While explorers have been drawn to the pyramids since medieval times, and enthusiasts such as John Greaves, Frederik Norden and Nathaniel Davison made studies of them in the 17th and 18th centuries, it was only in the 19th century that what has become known as Egyptology began to develop in earnest. The catalyst was Napoleon’s invasion of Egypt in 1798, which, despite its ultimate failure, prompted scholars such as Jean-François Champollion and Ippolito Rossellini to begin a systematic exploration of Egypt’s historic legacy. In the 19th and 20th Centuries, British archaeologists Flinders Petrie and Howard Carter became household names thanks to their archaeological discoveries in Egypt.
But few researchers in the field can match the accumulated experience of Mark Lehner and Zahi Hawass, whose thumpingly authoritative new book Giza and the Pyramids is a summation of their collective endeavours over a period of 42 years – ‘longer, probably, than it took to build the Great Pyramid,’ as they point out. Lehner is the director of Ancient Egypt Research Associates (AERA), and a regular writer and broadcaster on Egyptian archaeology. Hawass was formerly Egypt’s Minister of Antiquities, and has directed excavations at Egypt’s most important locations.

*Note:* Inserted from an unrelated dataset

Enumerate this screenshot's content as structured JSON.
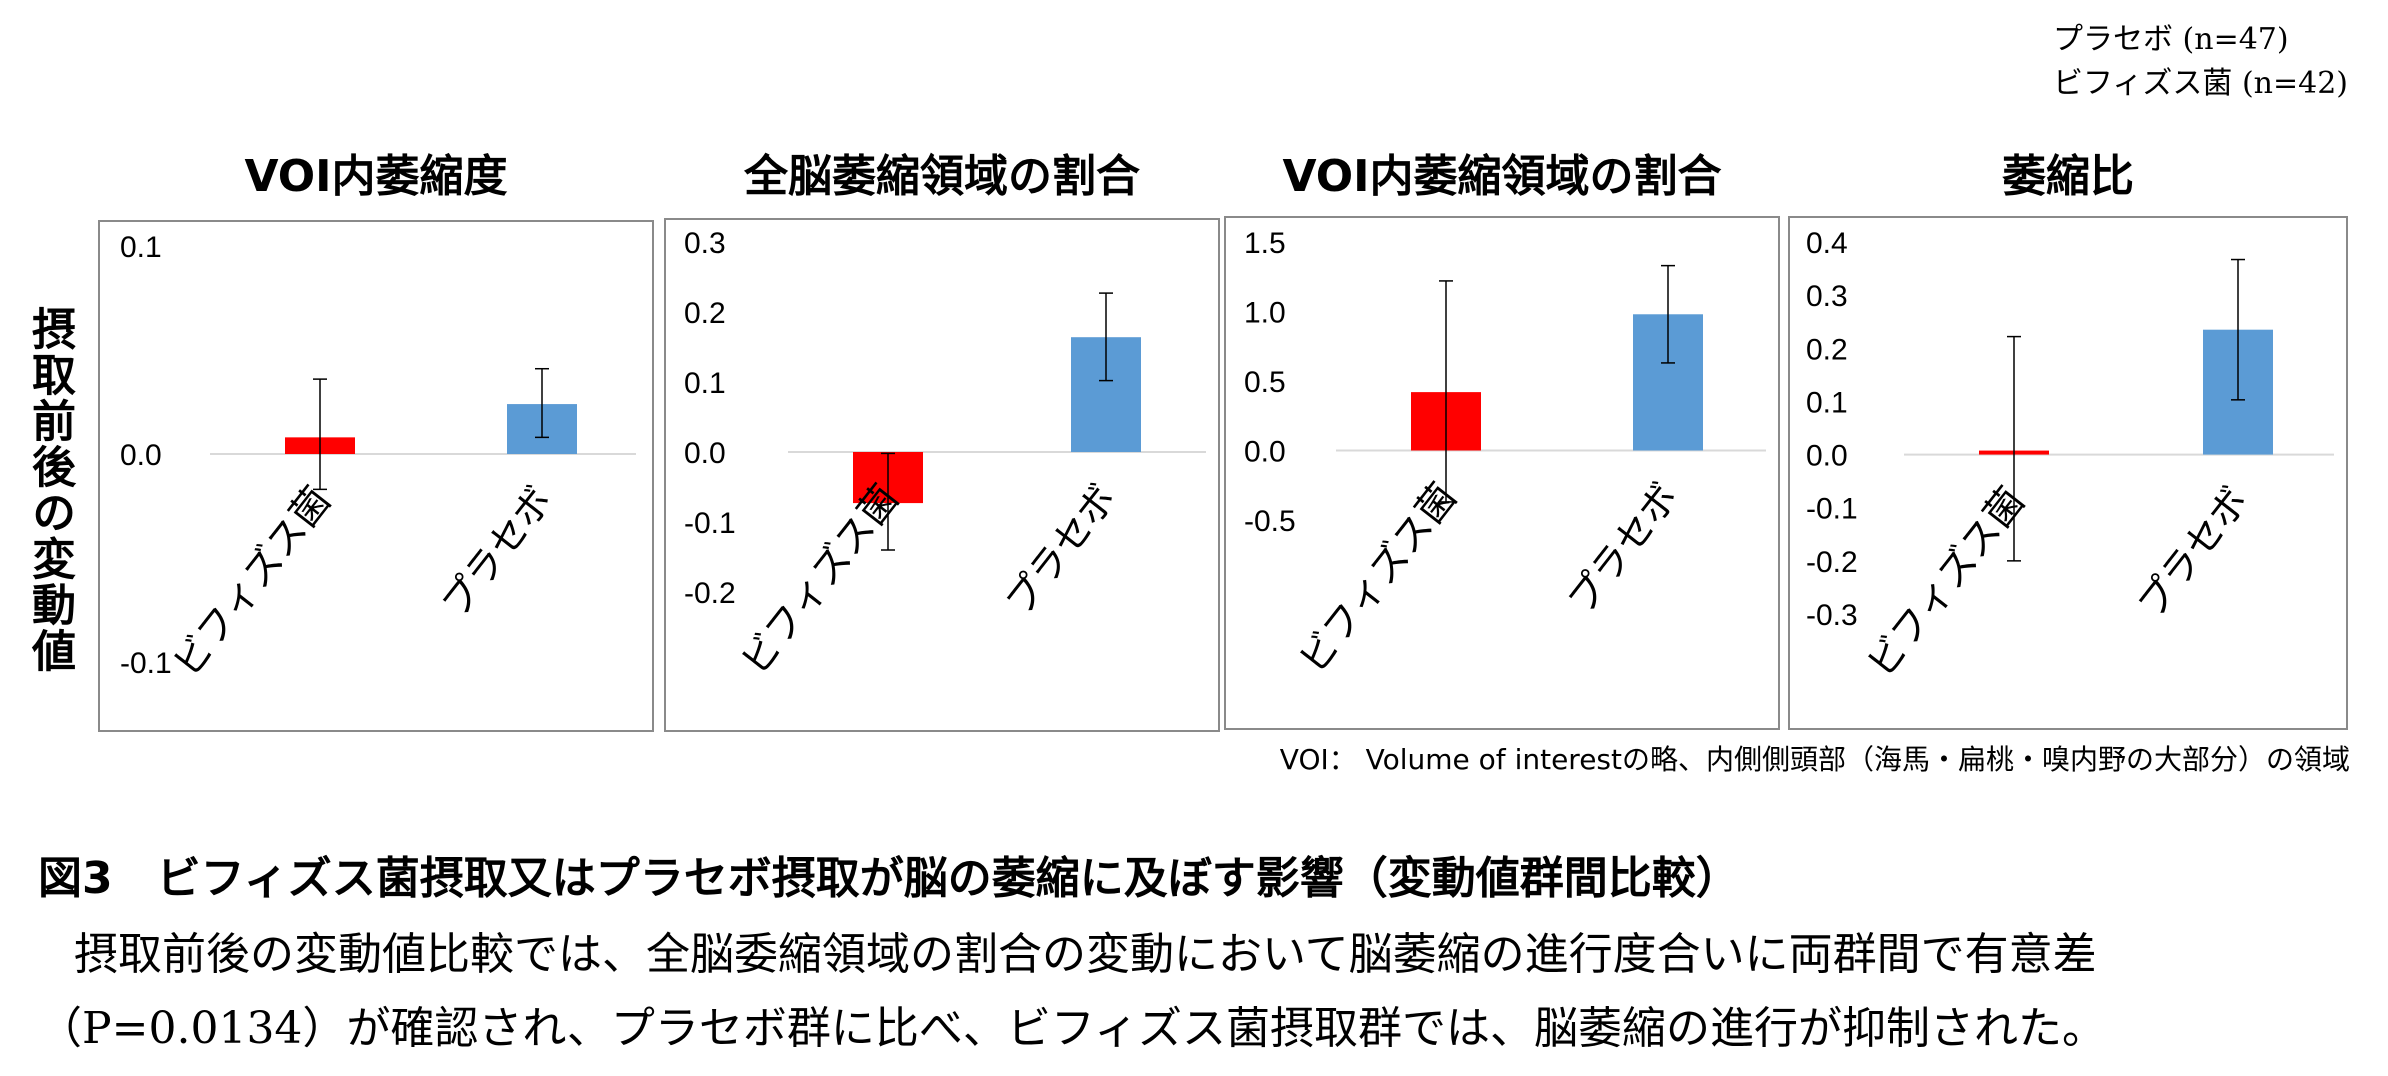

Their cumulative studies have revealed that the Giza site is far more than just the Great Pyramid (begun by Pharaoh Khufu in about 2550 BC), its two neighbouring pyramids of Khafre and Menkaure, and the enigmatic statue of the Great Sphinx. It’s a complex network of subsidiary tombs, living quarters, quarries, temples, workshops, bakeries, harbours, fish-processing facilities and much more. It amounts to a tantalizing, compressed archive of ancient Egyptian civilisation, if only all its clues and relics can be identified and deciphered.
It used to be supposed that slave labour was used to build the pyramids, but researchers now believe this was a myth, propagated in part by Hollywood films (the cinematic cliché that Jewish slaves were employed in this way by the Egyptians is chronologically impossible). The evidence now suggests that the pyramids were an expression of combined national effort, an enormous programme of works willingly undertaken in support of the pharaohs.

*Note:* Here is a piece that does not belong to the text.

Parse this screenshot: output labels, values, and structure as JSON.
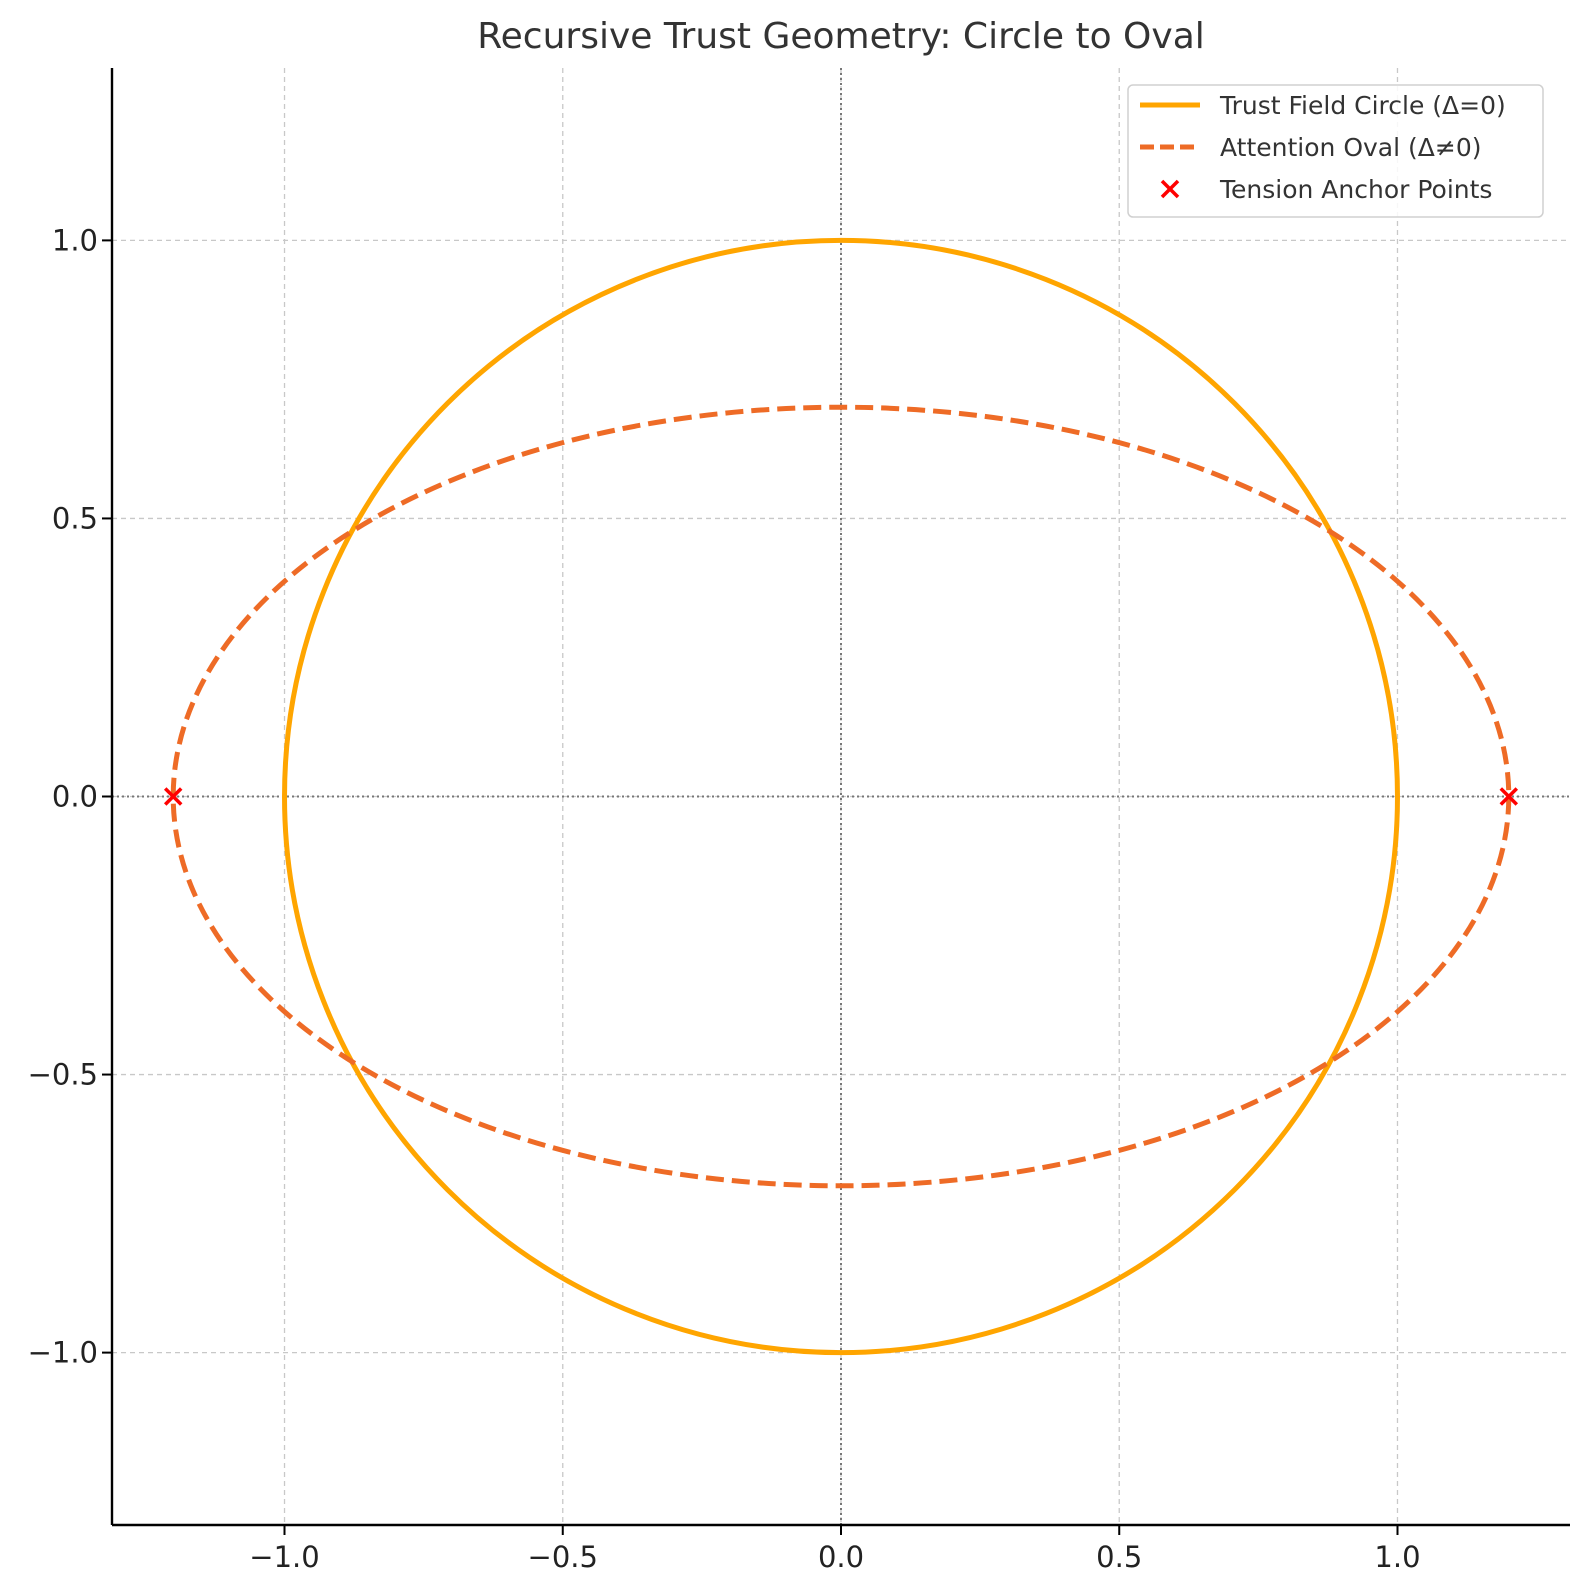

To tackle such immense projects, a high degree of organisation would have been necessary. It’s believed that there may have been about 5,000 permanent workers at the Giza site, who would have lived with their families in so-called pyramid towns. When necessary, a much larger force of temporary workers would be brought in to handle such tasks as building tools and ramps or supplying food and clothing. The workers received payment in the form of regular rations of loaves and beer. Pyramid-building became so all-consuming that it engaged virtually every family in Egypt at some level. Hawass has commented that rather than the Egyptians building the pyramids, it could almost be said that the pyramids built Egypt.
Exactly how such an early un-mechanised civilisation was able to erect such remarkable structures as the pyramids remains a perennial question. Definitive answers may remain elusive, but Lehner and Hawass’s analysis of Egyptian tool-making, how stone was cut, quarried and transported, and how huge individual blocks of limestone could have been manoeuvred into place – perhaps using wooden rollers, or by levering them onto one edge and ‘tumbling’ them – is undoubtedly plausible. Fascinating, too, is their examination of how astronomy and star-sightings were probably used to achieve the precise alignment of the pyramids. Yet, as the authors are well aware, even a lifetime of research could never be enough to unravel all Giza’s mysteries.